Article body

L’ouvrage de Serge Denis propose une mise en relation stimulante de deux constats fréquents de la sociologie politique contemporaine : le déclin du politique d’un côté et l’essor de mobilisations sociales d’envergure de l’autre. Reprenons le déroulement de sa réflexion.

L’auteur définit le déclin du politique comme celui des choix politiques – en particulier à gauche de l’échiquier politique – c’est-à-dire le déclin du pouvoir des citoyens de choisir une parole politique qui leur corresponde. Il rejette du même coup l’analyse dominante de la sociologie électorale qui assimile la hausse de l’abstention électorale à de l’apathie ou au désintérêt pour le politique. Par ailleurs, il propose de considérer le renouveau des mobilisations sociales depuis les années 1970 comme étroitement liées à l’histoire du mouvement ouvrier, la force du mouvement ouvrier ayant sans conteste contribué à l’essor d’un autre type de mobilisations, celles des « nouveaux mouvements sociaux » (NMS), pour reprendre les catégories de l’auteur. Ces deux formes historiques de l’action collective sont traitées tout au long de l’ouvrage du point de vue des dynamiques qui les unissent ou les désunissent. Là encore, l’essai de Serge Denis se démarque de la recherche en sociologie politique qui à tendance à traiter de manière cloisonnée les organisations du champ politique intervenant dans la représentation, les partis, les syndicats et les autres mouvements sociaux faisant plus souvent qu’autrement l’objet d’analyses séparées.

Posant également que le rapport salarial (le rapport social qui unit un travailleur à un employeur) n’a pas disparu mais demeure au contraire dominant dans nos sociétés capitalistes, Denis conclut à la pertinence de raisonner en termes de classes de travailleurs salariés, qui posent par définition l’inégalité du rapport de travail non entre des individus mais entre des groupes.

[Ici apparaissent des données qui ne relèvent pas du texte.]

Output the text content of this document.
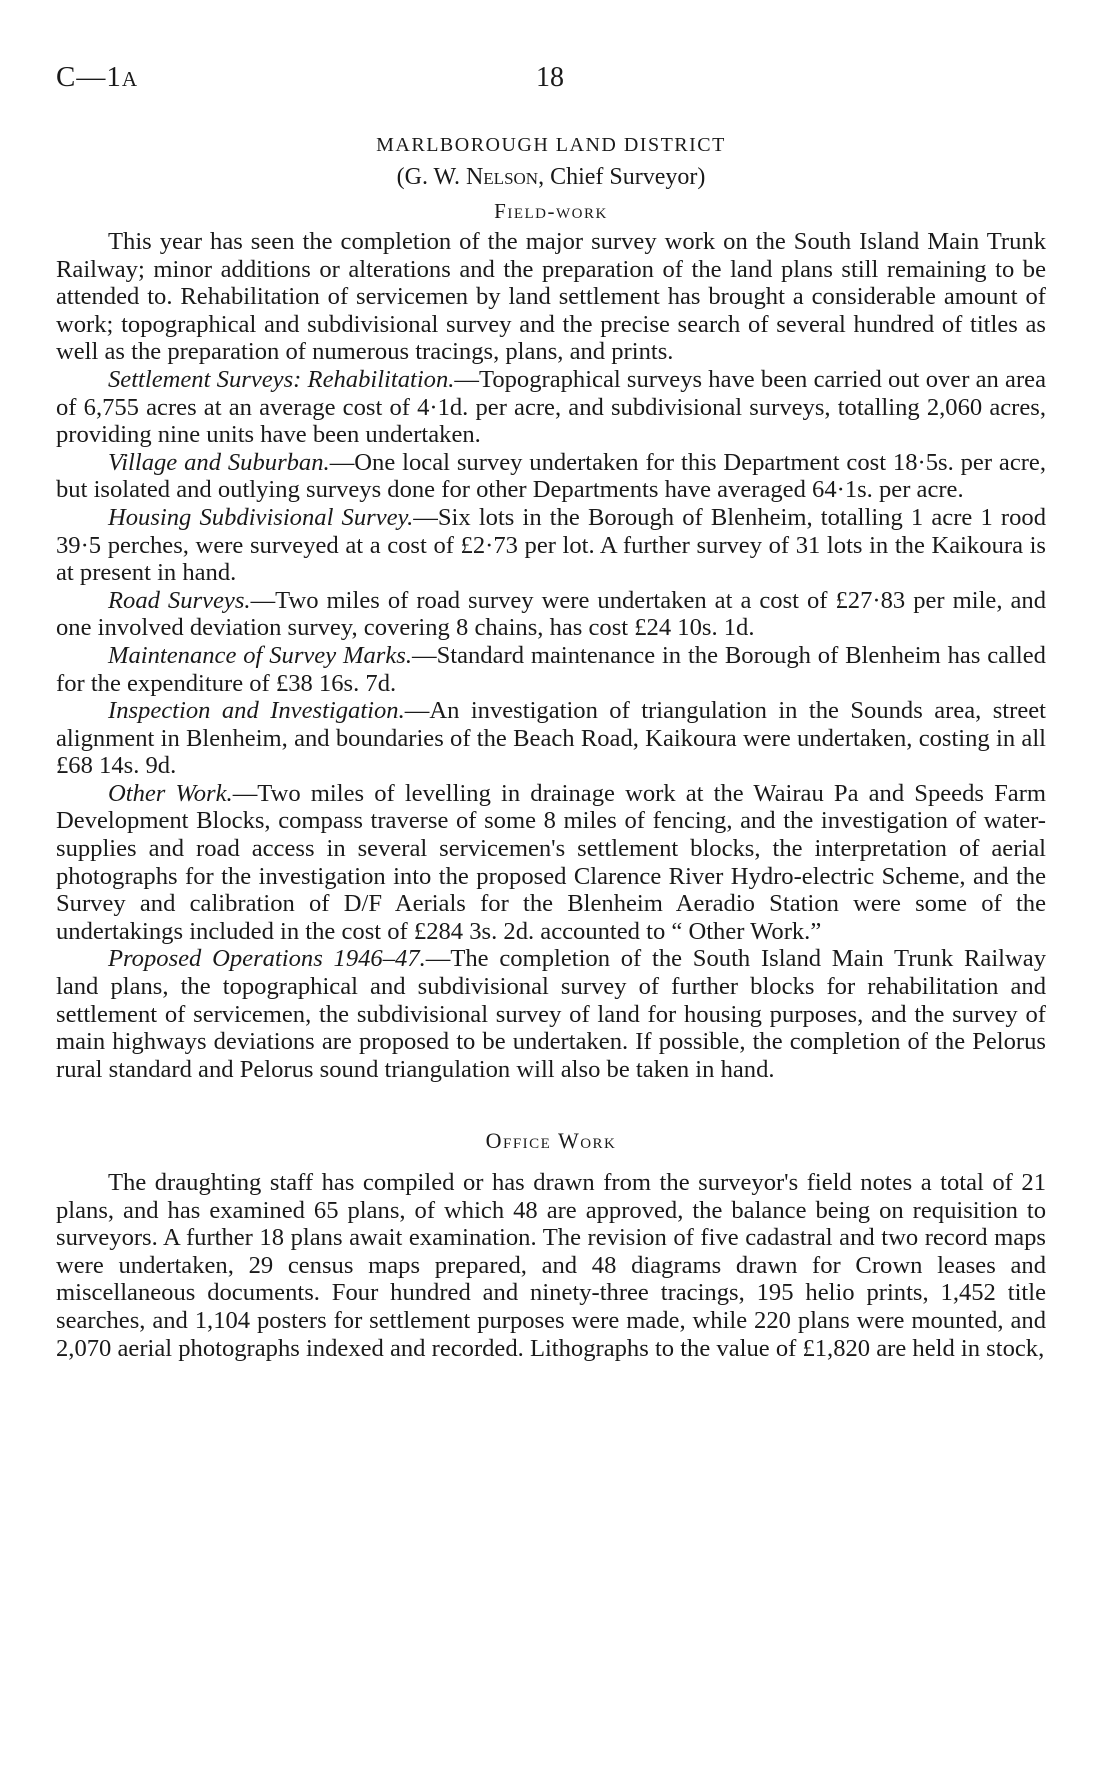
C—1A	18
MARLBOROUGH LAND DISTRICT
(G. W. Nelson, Chief Surveyor)
Field-work

This year has seen the completion of the major survey work on the South Island Main Trunk Railway; minor additions or alterations and the preparation of the land plans still remaining to be attended to. Rehabilitation of servicemen by land settlement has brought a considerable amount of work; topographical and subdivisional survey and the precise search of several hundred of titles as well as the preparation of numerous tracings, plans, and prints.

Settlement Surveys: Rehabilitation.—Topographical surveys have been carried out over an area of 6,755 acres at an average cost of 4·1d. per acre, and subdivisional surveys, totalling 2,060 acres, providing nine units have been undertaken.

Village and Suburban.—One local survey undertaken for this Department cost 18·5s. per acre, but isolated and outlying surveys done for other Departments have averaged 64·1s. per acre.

Housing Subdivisional Survey.—Six lots in the Borough of Blenheim, totalling 1 acre 1 rood 39·5 perches, were surveyed at a cost of £2·73 per lot. A further survey of 31 lots in the Kaikoura is at present in hand.

Road Surveys.—Two miles of road survey were undertaken at a cost of £27·83 per mile, and one involved deviation survey, covering 8 chains, has cost £24 10s. 1d.

Maintenance of Survey Marks.—Standard maintenance in the Borough of Blenheim has called for the expenditure of £38 16s. 7d.

Inspection and Investigation.—An investigation of triangulation in the Sounds area, street alignment in Blenheim, and boundaries of the Beach Road, Kaikoura were undertaken, costing in all £68 14s. 9d.

Other Work.—Two miles of levelling in drainage work at the Wairau Pa and Speeds Farm Development Blocks, compass traverse of some 8 miles of fencing, and the investigation of water-supplies and road access in several servicemen's settlement blocks, the interpretation of aerial photographs for the investigation into the proposed Clarence River Hydro-electric Scheme, and the Survey and calibration of D/F Aerials for the Blenheim Aeradio Station were some of the undertakings included in the cost of £284 3s. 2d. accounted to “ Other Work.”

Proposed Operations 1946–47.—The completion of the South Island Main Trunk Railway land plans, the topographical and subdivisional survey of further blocks for rehabilitation and settlement of servicemen, the subdivisional survey of land for housing purposes, and the survey of main highways deviations are proposed to be undertaken. If possible, the completion of the Pelorus rural standard and Pelorus sound triangulation will also be taken in hand.

Office Work

The draughting staff has compiled or has drawn from the surveyor's field notes a total of 21 plans, and has examined 65 plans, of which 48 are approved, the balance being on requisition to surveyors. A further 18 plans await examination. The revision of five cadastral and two record maps were undertaken, 29 census maps prepared, and 48 diagrams drawn for Crown leases and miscellaneous documents. Four hundred and ninety-three tracings, 195 helio prints, 1,452 title searches, and 1,104 posters for settlement purposes were made, while 220 plans were mounted, and 2,070 aerial photographs indexed and recorded. Lithographs to the value of £1,820 are held in stock,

Parce que le mouvement ouvrier a progressivement perdu son débouché politique depuis le milieu des années 1970 – ni les partis communistes ni les partis sociaux-démocrates ne peuvent prétendre en être des relais – , les classes de travailleurs salariés se trouvent dans une situation historique inédite depuis la fin de la Seconde Guerre mondiale : ils n’ont plus de médiation dans l’arène électorale. Les seuls représentants politiques collectifs qui peuvent prétendre porter la parole de ces classes toujours laborieuses sont les organisations du mouvement ouvrier (les syndicats en premier chef) et les NMS. Or, si l’action de ces organisations et mouvements est bien politique, elle n’est, selon l’auteur, pas ou peu présente sur le terrain électoral et ne permet pas de résoudre le « déclin du pouvoir citoyen ».

Comment peut-on envisager l’entrée des NMS et des organisations du MO en politique ? Quittant le terrain de l’analyse historique, Serge Denis, dans la dernière partie de son livre, propose d’explorer la possibilité d’une autoreprésentation en politique de ces formes collectives d’action. Il existe, selon lui, des éléments forts de convergence entre ces acteurs permettant la construction d’un programme politique unifié. En travaillant à partir des réalisations récentes de ces acteurs (en particulier les rencontres mondiales lors des forums sociaux mondiaux), il est possible de construire une force politique nouvelle qui rendrait la voie politique au salariat. Cette autoreprésentation des forces collectives de la société sur la scène électorale ne s’apparente ni à une coalition de citoyens (Québec Solidaire, par exemple), ni à la création d’un nouveau parti politique, mais à une forme hybride qui allierait représentation collective par le biais des acteurs sociaux et présence sur l’arène électorale.

La ligne argumentaire de l’auteur m’apparaît très stimulante parce qu’elle soulève sans détour la question que bien des acteurs sociaux se posent (comment continuer la lutte ?) et parce qu’elle met en valeur le potentiel proprement politique des mouvements sociaux. Cependant, l’argument de la nécessité que les NMS se constituent en sujet politique unifié pour devenir une force politique réelle et efficace de transformation sociale me semble discutable. À partir du moment où une telle formation politique existe, elle devient autre chose que ce pour quoi elle a été créée. On retrouve ici le paradoxe de la représentation décrit notamment par Bourdieu : à partir du moment où nos intérêts et nos identités sont portés par d’autres que nous-mêmes selon le principe de la délégation de pouvoir, ils prennent corps et existent par eux-mêmes. La création d’une entité entraîne la perte de contrôle de cette entité à moyen ou long terme ; il n’y a pas là d’autoreprésentation.